Clark acknowledges it’s not always easy to mesh Western science with traditional knowledge. But there are so many benefits to doing so. She points to a recent project that involved mapping locations where caribou cross water bodies—these are often critical links in the caribou’s migratory route. Using a map that showed hundreds of such crossings, Indigenous elders were able to prioritize the most significant ones to give them the highest level of protection.
Elsewhere in Canada’s North, the knowledge of Indigenous hunters and fishers is shaping conservation plans, most recently in the North Water Polynya and Lancaster Sound areas. Perhaps most telling, the UN’s Intergovernmental Panel on Climate Change—the global authority on science and policies around climate change—is planning to include a chapter on traditional knowledge in its next scientific report.
Two years in, the Tłįchǫ’s Bathurst caribou monitoring project has yielded some interesting results. The number of caribou is, of course, noticeably down from what the elders remember. Despite a ban on caribou hunting, they have not observed any rebound in the population. “Before, they would see caribou swim across a water crossing, or move across the land, for weeks or even months,” Jacobsen says. “Now, it’s just a few days.”
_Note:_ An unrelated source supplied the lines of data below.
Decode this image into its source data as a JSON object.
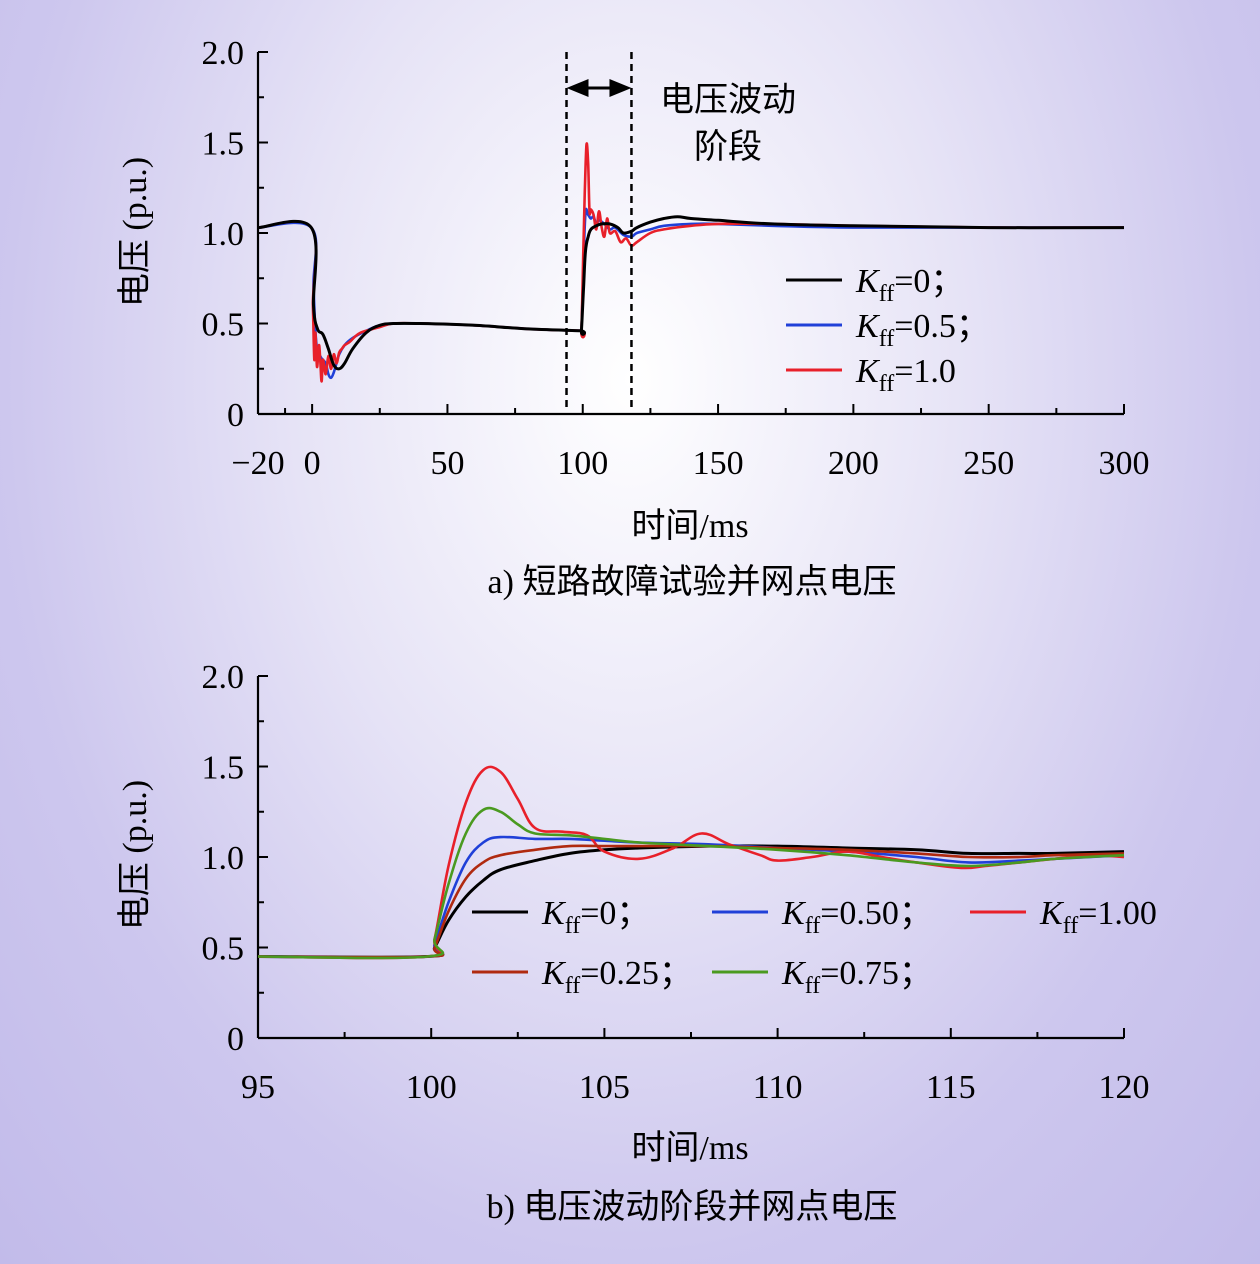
{
  "chart_data": [
    {
      "type": "line",
      "caption": "a) 短路故障试验并网点电压",
      "xlabel": "时间/ms",
      "ylabel": "电压 (p.u.)",
      "xlim": [
        -20,
        300
      ],
      "ylim": [
        0,
        2.0
      ],
      "xticks": [
        -20,
        0,
        50,
        100,
        150,
        200,
        250,
        300
      ],
      "xtick_labels": [
        "−20",
        "0",
        "50",
        "100",
        "150",
        "200",
        "250",
        "300"
      ],
      "yticks": [
        0,
        0.5,
        1.0,
        1.5,
        2.0
      ],
      "ytick_labels": [
        "0",
        "0.5",
        "1.0",
        "1.5",
        "2.0"
      ],
      "annotation": {
        "line1": "电压波动",
        "line2": "阶段",
        "x_start": 94,
        "x_end": 118
      },
      "series": [
        {
          "label_sym": "K",
          "label_sub": "ff",
          "label_rest": "=0；",
          "color": "#000000",
          "x": [
            -20,
            -0.3,
            0.5,
            2,
            4,
            6,
            8,
            10,
            12,
            15,
            20,
            25,
            30,
            40,
            60,
            80,
            99,
            99.5,
            100.3,
            101,
            102,
            103,
            105,
            107,
            110,
            113,
            115,
            118,
            120,
            125,
            130,
            135,
            140,
            150,
            170,
            200,
            250,
            300
          ],
          "y": [
            1.03,
            1.03,
            0.6,
            0.47,
            0.44,
            0.36,
            0.27,
            0.25,
            0.28,
            0.36,
            0.45,
            0.49,
            0.5,
            0.5,
            0.49,
            0.47,
            0.46,
            0.46,
            0.7,
            0.9,
            0.98,
            1.02,
            1.04,
            1.05,
            1.05,
            1.03,
            1.0,
            1.01,
            1.03,
            1.06,
            1.08,
            1.09,
            1.08,
            1.07,
            1.05,
            1.04,
            1.03,
            1.03
          ]
        },
        {
          "label_sym": "K",
          "label_sub": "ff",
          "label_rest": "=0.5；",
          "color": "#2040d8",
          "x": [
            -20,
            -0.3,
            0.5,
            1.5,
            3,
            5,
            6,
            7,
            8,
            9,
            10,
            12,
            15,
            20,
            25,
            30,
            40,
            60,
            80,
            99,
            99.5,
            100.2,
            101,
            102,
            103,
            104,
            105,
            106,
            108,
            110,
            112,
            115,
            118,
            120,
            125,
            130,
            140,
            150,
            170,
            200,
            250,
            300
          ],
          "y": [
            1.03,
            1.03,
            0.7,
            0.4,
            0.32,
            0.28,
            0.22,
            0.2,
            0.23,
            0.28,
            0.33,
            0.38,
            0.42,
            0.46,
            0.49,
            0.5,
            0.5,
            0.49,
            0.47,
            0.46,
            0.46,
            0.8,
            1.11,
            1.1,
            1.08,
            1.09,
            1.05,
            1.07,
            1.05,
            1.02,
            1.03,
            0.99,
            0.98,
            1.0,
            1.02,
            1.04,
            1.05,
            1.05,
            1.04,
            1.03,
            1.03,
            1.03
          ]
        },
        {
          "label_sym": "K",
          "label_sub": "ff",
          "label_rest": "=1.0",
          "color": "#e8202a",
          "x": [
            -20,
            -0.3,
            0.3,
            0.8,
            1.2,
            1.8,
            2.5,
            3,
            3.5,
            4,
            5,
            6,
            7,
            8,
            9,
            10,
            11,
            12,
            14,
            16,
            18,
            20,
            25,
            30,
            40,
            60,
            80,
            99,
            99.5,
            100.2,
            100.8,
            101.4,
            102,
            102.5,
            103,
            104,
            105,
            106,
            107,
            108,
            109,
            110,
            112,
            114,
            116,
            118,
            120,
            125,
            130,
            140,
            150,
            170,
            200,
            250,
            300
          ],
          "y": [
            1.03,
            1.03,
            0.6,
            0.3,
            0.45,
            0.26,
            0.38,
            0.3,
            0.18,
            0.3,
            0.22,
            0.32,
            0.25,
            0.33,
            0.28,
            0.34,
            0.36,
            0.38,
            0.4,
            0.43,
            0.45,
            0.46,
            0.48,
            0.5,
            0.5,
            0.49,
            0.47,
            0.46,
            0.46,
            0.9,
            1.25,
            1.49,
            1.38,
            1.12,
            1.13,
            1.1,
            1.02,
            1.12,
            1.03,
            0.98,
            1.08,
            1.0,
            1.01,
            0.95,
            0.97,
            0.93,
            0.95,
            1.0,
            1.02,
            1.04,
            1.05,
            1.05,
            1.04,
            1.03,
            1.03
          ]
        }
      ]
    },
    {
      "type": "line",
      "caption": "b) 电压波动阶段并网点电压",
      "xlabel": "时间/ms",
      "ylabel": "电压 (p.u.)",
      "xlim": [
        95,
        120
      ],
      "ylim": [
        0,
        2.0
      ],
      "xticks": [
        95,
        100,
        105,
        110,
        115,
        120
      ],
      "xtick_labels": [
        "95",
        "100",
        "105",
        "110",
        "115",
        "120"
      ],
      "yticks": [
        0,
        0.5,
        1.0,
        1.5,
        2.0
      ],
      "ytick_labels": [
        "0",
        "0.5",
        "1.0",
        "1.5",
        "2.0"
      ],
      "series": [
        {
          "label_sym": "K",
          "label_sub": "ff",
          "label_rest": "=0；",
          "color": "#000000",
          "x": [
            95,
            99.9,
            100.1,
            100.5,
            101,
            101.5,
            102,
            103,
            104,
            105,
            106,
            108,
            110,
            112,
            114,
            115.5,
            117,
            118,
            120
          ],
          "y": [
            0.45,
            0.45,
            0.5,
            0.65,
            0.78,
            0.87,
            0.93,
            0.98,
            1.02,
            1.04,
            1.05,
            1.06,
            1.06,
            1.05,
            1.04,
            1.02,
            1.02,
            1.02,
            1.03
          ]
        },
        {
          "label_sym": "K",
          "label_sub": "ff",
          "label_rest": "=0.50；",
          "color": "#2040d8",
          "x": [
            95,
            99.9,
            100.1,
            100.5,
            101,
            101.5,
            102,
            103,
            104,
            105,
            106,
            108,
            110,
            112,
            114,
            115.5,
            117,
            118,
            120
          ],
          "y": [
            0.45,
            0.45,
            0.52,
            0.75,
            0.97,
            1.08,
            1.11,
            1.1,
            1.1,
            1.09,
            1.08,
            1.07,
            1.05,
            1.03,
            1.0,
            0.97,
            0.98,
            0.99,
            1.01
          ]
        },
        {
          "label_sym": "K",
          "label_sub": "ff",
          "label_rest": "=1.00",
          "color": "#e8202a",
          "x": [
            95,
            99.9,
            100.1,
            100.5,
            101,
            101.5,
            102,
            102.5,
            103,
            103.8,
            104.5,
            105,
            106,
            107,
            107.8,
            108.6,
            109.5,
            110,
            111,
            112,
            113,
            114,
            115.3,
            116,
            117,
            118,
            119,
            120
          ],
          "y": [
            0.45,
            0.45,
            0.55,
            0.95,
            1.3,
            1.48,
            1.47,
            1.32,
            1.16,
            1.14,
            1.12,
            1.03,
            0.99,
            1.05,
            1.13,
            1.07,
            1.01,
            0.98,
            1.0,
            1.03,
            1.0,
            0.97,
            0.94,
            0.95,
            0.97,
            0.99,
            1.01,
            1.0
          ]
        },
        {
          "label_sym": "K",
          "label_sub": "ff",
          "label_rest": "=0.25；",
          "color": "#b02a10",
          "x": [
            95,
            99.9,
            100.1,
            100.5,
            101,
            101.5,
            102,
            103,
            104,
            105,
            106,
            108,
            110,
            112,
            114,
            115.5,
            117,
            118,
            120
          ],
          "y": [
            0.45,
            0.45,
            0.5,
            0.7,
            0.88,
            0.97,
            1.01,
            1.04,
            1.06,
            1.06,
            1.06,
            1.06,
            1.05,
            1.04,
            1.02,
            1.0,
            1.0,
            1.01,
            1.02
          ]
        },
        {
          "label_sym": "K",
          "label_sub": "ff",
          "label_rest": "=0.75；",
          "color": "#4a9a20",
          "x": [
            95,
            99.9,
            100.1,
            100.5,
            101,
            101.5,
            102,
            102.5,
            103,
            104,
            105,
            106,
            108,
            110,
            112,
            114,
            115.5,
            117,
            118,
            120
          ],
          "y": [
            0.45,
            0.45,
            0.55,
            0.85,
            1.13,
            1.26,
            1.25,
            1.18,
            1.13,
            1.12,
            1.1,
            1.08,
            1.06,
            1.04,
            1.01,
            0.97,
            0.95,
            0.97,
            0.99,
            1.01
          ]
        }
      ]
    }
  ]
}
But the health of the individual caribou appears to be fine, Jacobsen says. This is evident through the colour of the animal’s hide, its posture, the amount of fat it carries and the pace at which it moves. In the elders’ words, “it is as it should be.”
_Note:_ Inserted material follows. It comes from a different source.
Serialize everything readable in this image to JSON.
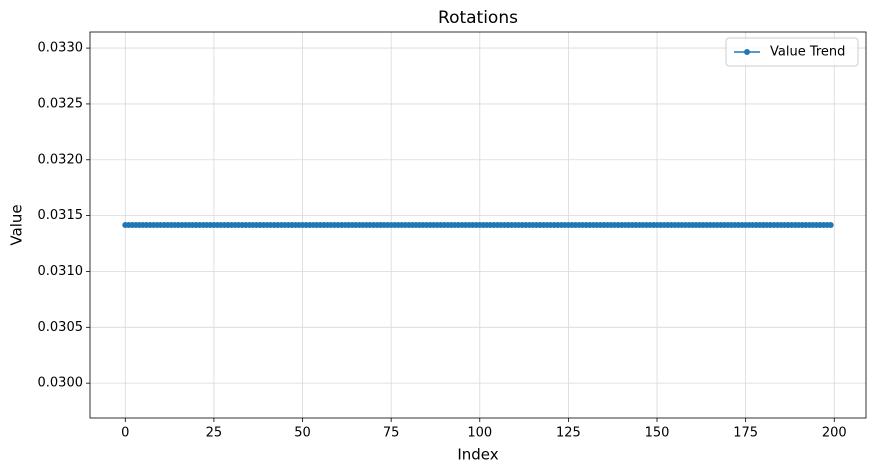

Some of the most striking observations from the project so far have involved climate change, says Jacobsen. Historically, in early July any north-facing slopes near Contwoyto Lake would still have been covered with patches of snow. These provide caribou with a much-needed reprieve from the summer heat and the clouds of blood-sucking blackflies. But during this summer’s fieldwork, the landscape was completely barren. “There was nowhere for refuge,” Jacobsen says. It also meant that the valley bottoms, where caribou feed on vegetation, were exceptionally dry.
Could that subtle change be affecting the herd’s health? It’s still too early to say, but it’s that sort of observation—drawn from generations of knowledge of the landscape and of the animal itself—that the project is hoping to continue uncovering.
Whatever the outcome, the Boots on the Ground project marks an important step towards recognizing and incorporating the expertise of elders, says Zoe. “The observations we get out of it will truly belong to the Tłįchǫ people,” he says. “But the information can also be used for further research.”